La liste des enjeux auxquels fait face le monde rural est encore plus longue. Je n'ai pas évoqué la nécessité d'installer en ruralité des commerces de proximité – sujet repris par le Gouvernement avec l'annonce d'un programme de reconquête du commerce rural doté de 12 millions d'euros –, ni la persistance des zones blanches dans le Puy-de-Dôme malgré le déploiement du New Deal mobile. Vous l'aurez compris, il faut aller plus loin.

Pour remédier à ce sentiment d'abandon, largement partagé par les élus et les habitants des territoires ruraux, dont je fais partie, pourriez-vous dresser un bilan des mesures déjà entreprises par l'État et présenter les nouvelles pistes envisagées par le Gouvernement ?

Mme la présidente. La parole est à Mme la secrétaire d'État chargée de la citoyenneté.

Mme Sonia Backès, secrétaire d'État chargée de la citoyenneté. Notre pays est confronté à une baisse de la démographie scolaire. Après une baisse des effectifs de 300 000 élèves durant les cinq dernières années, nous prévoyons une diminution supplémentaire de 500 000 élèves d'ici à 2027. À la rentrée 2023, le premier degré accueillera ainsi 63 748 élèves de moins que l'année précédente, avec néanmoins un taux d'encadrement en augmentation.

Le ministère de l'éducation nationale poursuit la politique qu'il a engagée en faveur de la maîtrise des savoirs fondamentaux, de la justice sociale et de l'équité territoriale, en répartissant équitablement les moyens entre les académies puis entre les départements, eu égard à la spécificité des territoires.

Le non-recours aux soins fait aussi partie des préoccupations du Gouvernement. Lancé en 2019, l'agenda rural a permis certaines avancées telles que le recrutement et le déploiement de 254 médecins et de plus de 2 800 assistants médicaux. De plus, dans le cadre du plan pour la ruralité que présentera très prochainement Dominique Faure, nombre de propositions seront formulées dans le domaine de la santé, afin d'accélérer la généralisation de la télémédecine dans les territoires ruraux.

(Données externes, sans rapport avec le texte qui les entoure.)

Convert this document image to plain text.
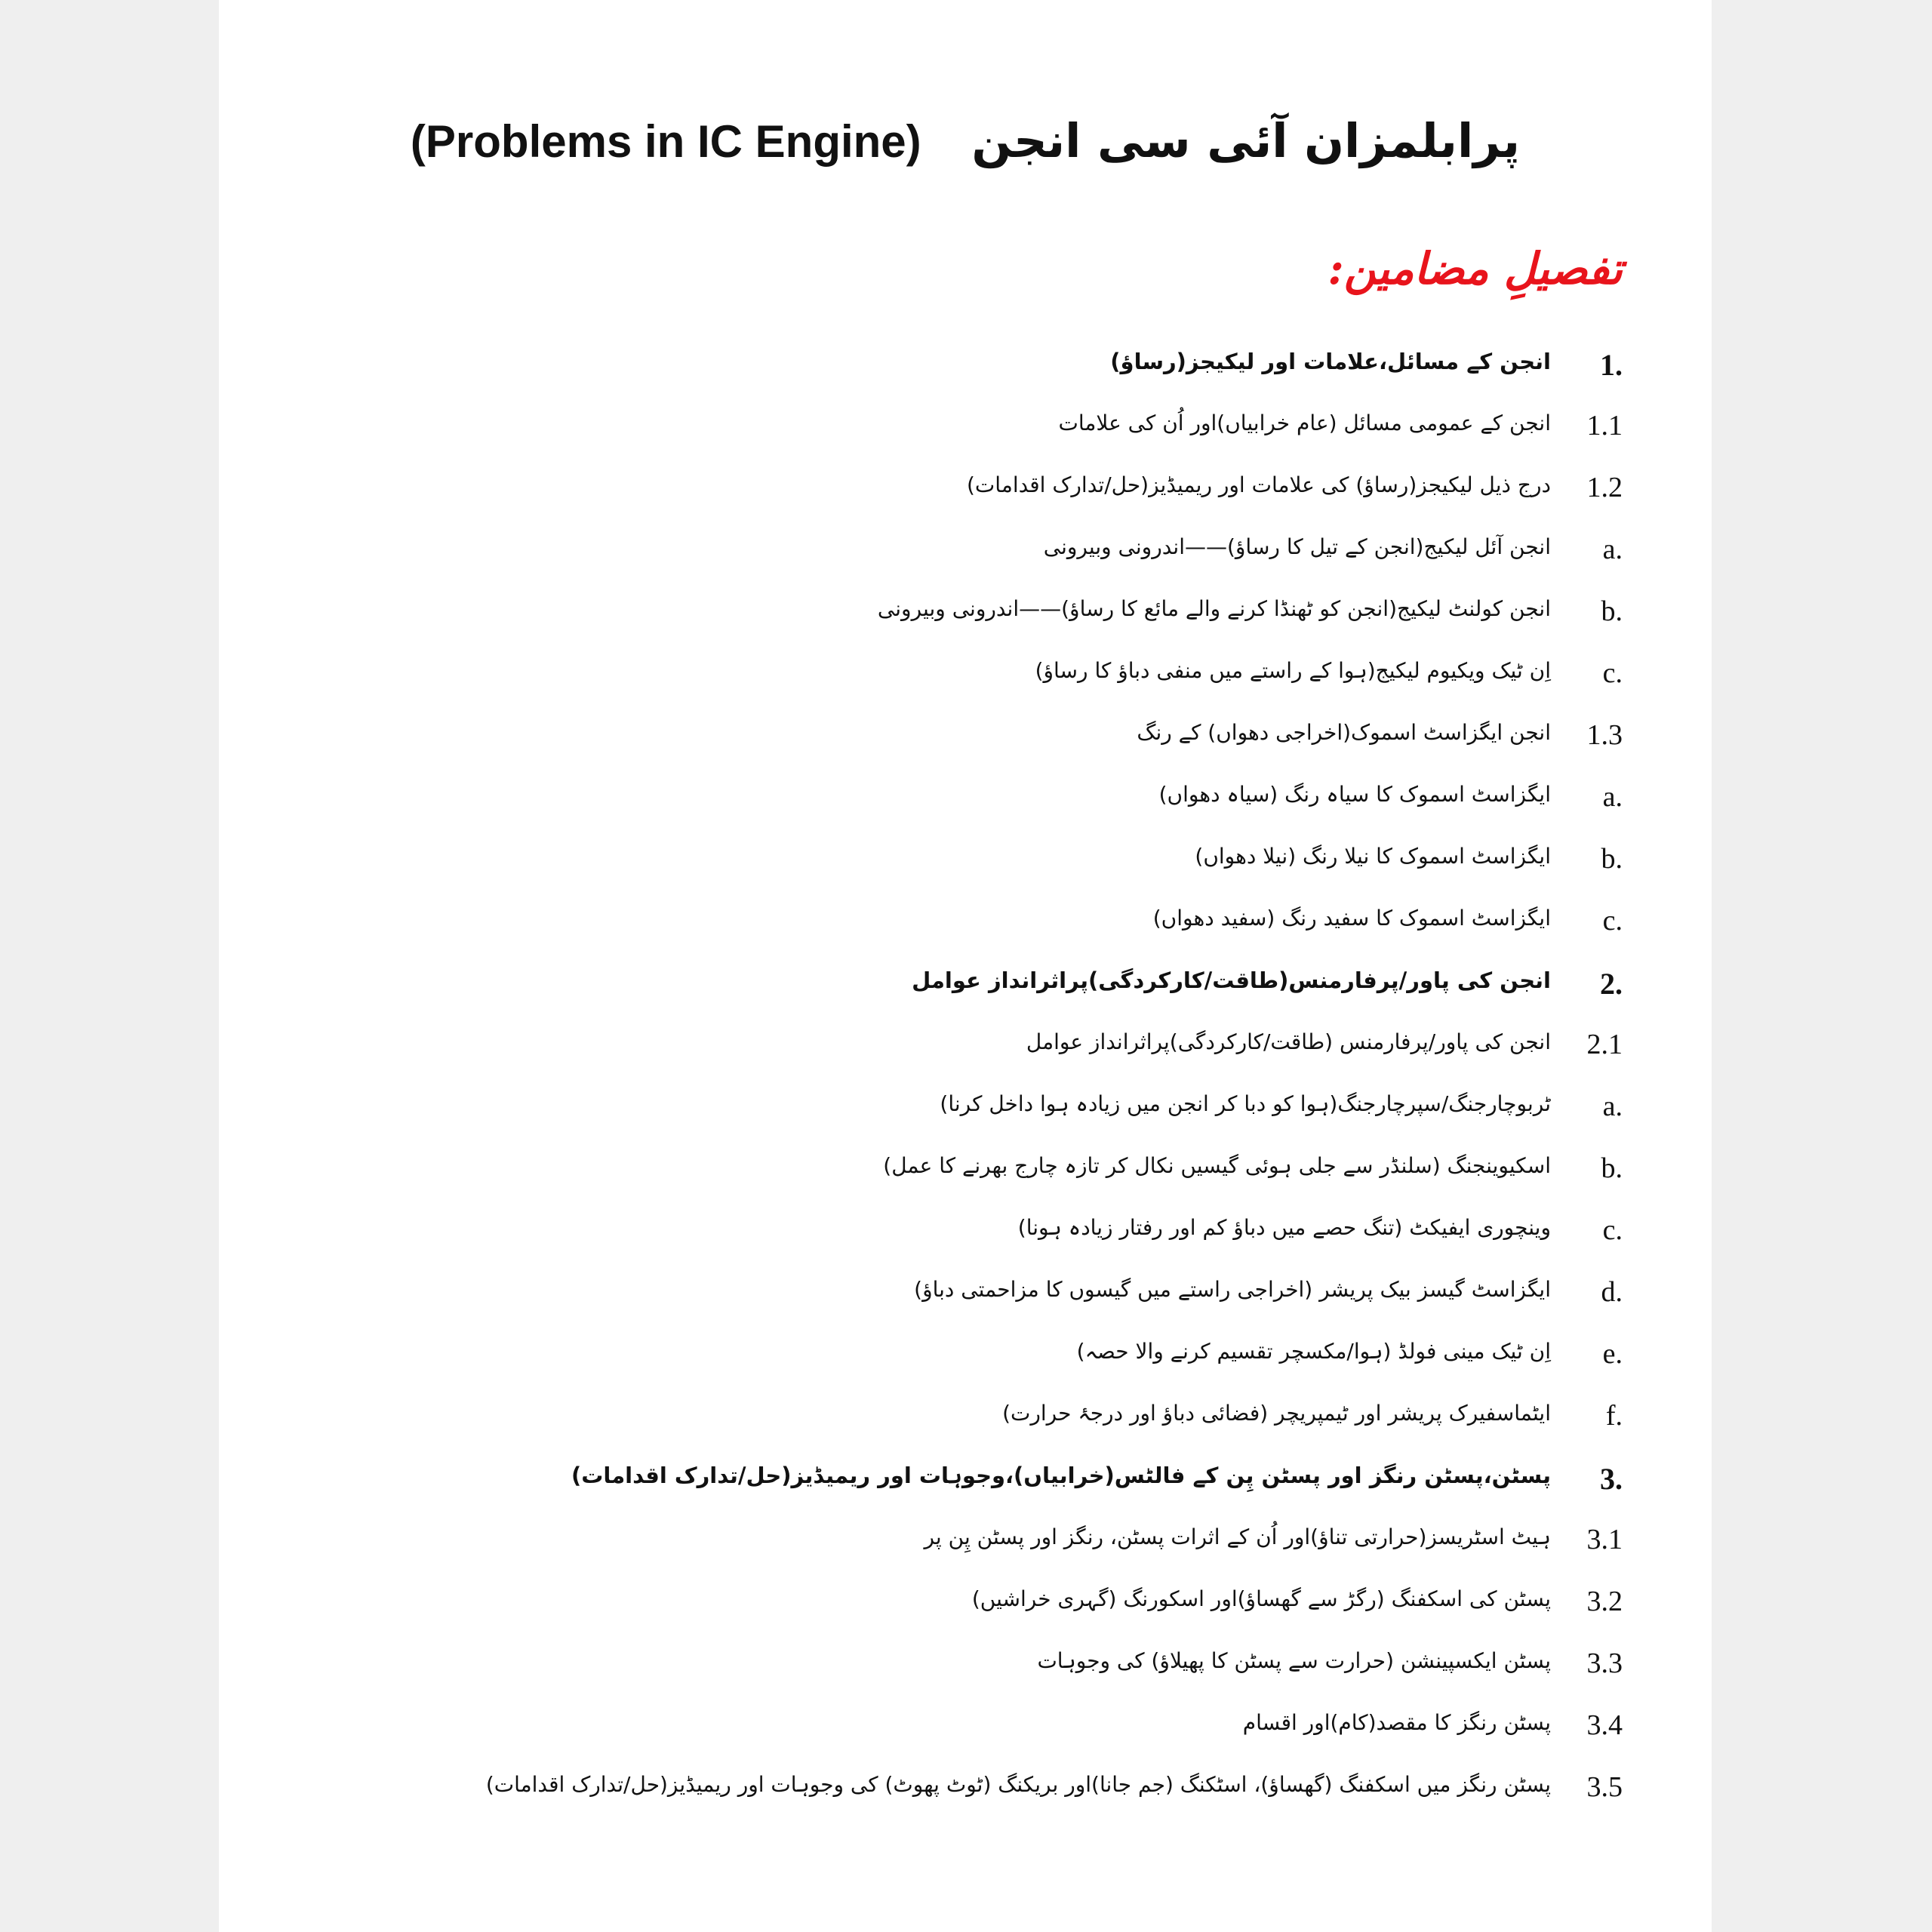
(Problems in IC Engine) پرابلمزان آئی سی انجن
تفصیلِ مضامین:
1.
انجن کے مسائل،علامات اور لیکیجز(رساؤ)
1.1
انجن کے عمومی مسائل (عام خرابیاں)اور اُن کی علامات
1.2
درج ذیل لیکیجز(رساؤ) کی علامات اور ریمیڈیز(حل/تدارک اقدامات)
a.
انجن آئل لیکیج(انجن کے تیل کا رساؤ)——اندرونی وبیرونی
b.
انجن کولنٹ لیکیج(انجن کو ٹھنڈا کرنے والے مائع کا رساؤ)——اندرونی وبیرونی
c.
اِن ٹیک ویکیوم لیکیج(ہوا کے راستے میں منفی دباؤ کا رساؤ)
1.3
انجن ایگزاسٹ اسموک(اخراجی دھواں) کے رنگ
a.
ایگزاسٹ اسموک کا سیاہ رنگ (سیاہ دھواں)
b.
ایگزاسٹ اسموک کا نیلا رنگ (نیلا دھواں)
c.
ایگزاسٹ اسموک کا سفید رنگ (سفید دھواں)
2.
انجن کی پاور/پرفارمنس(طاقت/کارکردگی)پراثرانداز عوامل
2.1
انجن کی پاور/پرفارمنس (طاقت/کارکردگی)پراثرانداز عوامل
a.
ٹربوچارجنگ/سپرچارجنگ(ہوا کو دبا کر انجن میں زیادہ ہوا داخل کرنا)
b.
اسکیوینجنگ (سلنڈر سے جلی ہوئی گیسیں نکال کر تازہ چارج بھرنے کا عمل)
c.
وینچوری ایفیکٹ (تنگ حصے میں دباؤ کم اور رفتار زیادہ ہونا)
d.
ایگزاسٹ گیسز بیک پریشر (اخراجی راستے میں گیسوں کا مزاحمتی دباؤ)
e.
اِن ٹیک مینی فولڈ (ہوا/مکسچر تقسیم کرنے والا حصہ)
f.
ایٹماسفیرک پریشر اور ٹیمپریچر (فضائی دباؤ اور درجۂ حرارت)
3.
پسٹن،پسٹن رنگز اور پسٹن پِن کے فالٹس(خرابیاں)،وجوہات اور ریمیڈیز(حل/تدارک اقدامات)
3.1
ہیٹ اسٹریسز(حرارتی تناؤ)اور اُن کے اثرات پسٹن، رنگز اور پسٹن پِن پر
3.2
پسٹن کی اسکفنگ (رگڑ سے گھساؤ)اور اسکورنگ (گہری خراشیں)
3.3
پسٹن ایکسپینشن (حرارت سے پسٹن کا پھیلاؤ) کی وجوہات
3.4
پسٹن رنگز کا مقصد(کام)اور اقسام
3.5
پسٹن رنگز میں اسکفنگ (گھساؤ)، اسٹکنگ (جم جانا)اور بریکنگ (ٹوٹ پھوٹ) کی وجوہات اور ریمیڈیز(حل/تدارک اقدامات)
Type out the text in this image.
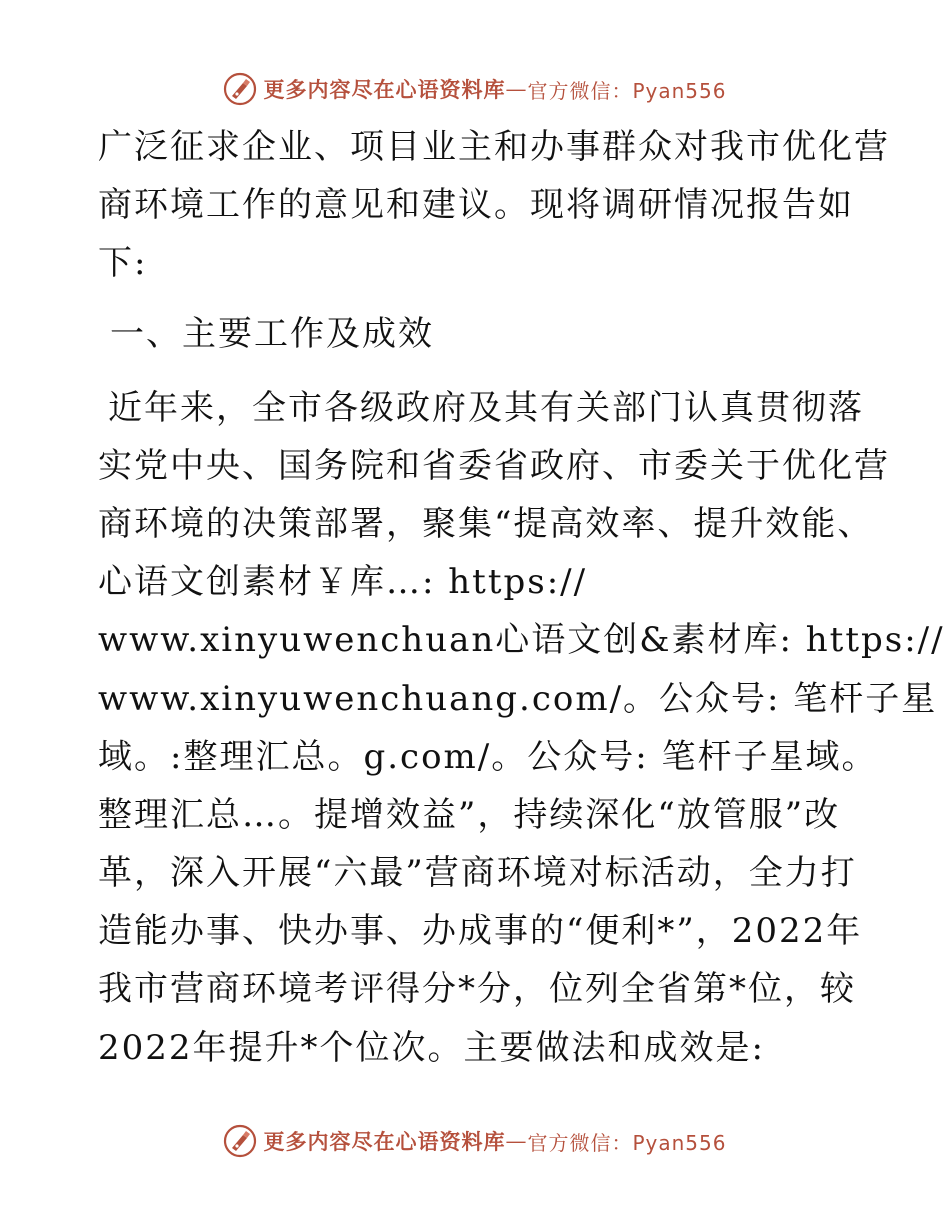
更多内容尽在心语资料库 — 官方微信：Pyan556
广泛征求企业、项目业主和办事群众对我市优化营
商环境工作的意见和建议。现将调研情况报告如
下:
一、主要工作及成效
近年来，全市各级政府及其有关部门认真贯彻落
实党中央、国务院和省委省政府、市委关于优化营
商环境的决策部署，聚集“提高效率、提升效能、
心语文创素材￥库…: https://
www.xinyuwenchuan心语文创&素材库: https://
www.xinyuwenchuang.com/。公众号: 笔杆子星
域。:整理汇总。g.com/。公众号: 笔杆子星域。
整理汇总…。提增效益”，持续深化“放管服”改
革，深入开展“六最”营商环境对标活动，全力打
造能办事、快办事、办成事的“便利*”，2022年
我市营商环境考评得分*分，位列全省第*位，较
2022年提升*个位次。主要做法和成效是:
更多内容尽在心语资料库 — 官方微信：Pyan556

Plus généralement, avec l'Agence nationale de la cohésion des territoires (ANCT), nous travaillons au déploiement de services publics de proximité au travers des maisons France Services. Il existe actuellement près de 2 600 espaces France Services labellisés, dont 150 sont itinérants et 1 500 en zone rurale. Ce réseau permet à 99 % des Français de se trouver à moins de trente minutes d'un de ces espaces et ainsi d'accéder à neuf services publics différents regroupés en un même lieu. Le Gouvernement entend poursuivre le déploiement de ce dispositif apprécié des usagers.

Enfin, en matière de couverture numérique, le plan France très haut débit contribue à l'action du Gouvernement en faveur de la ruralité. Cet engagement de l'État à hauteur de 3,5 milliards d'euros permet une couverture de 99 % de notre territoire grâce au mix technologique. Avec les ministres concernés, nous veillons à la poursuite du déploiement du très haut débit, afin d'atteindre notre objectif de couvrir 100 % du territoire.

Mme la présidente. La parole est à Mme Delphine Lingemann.

Mme Delphine Lingemann. S'agissant de la carte scolaire, pour m'être entretenue hier encore avec le Dasen – directeur académique des services de l'éducation nationale – du Puy-de-Dôme, j'estime qu'il reste des efforts à fournir en matière de répartition des moyens sur le territoire.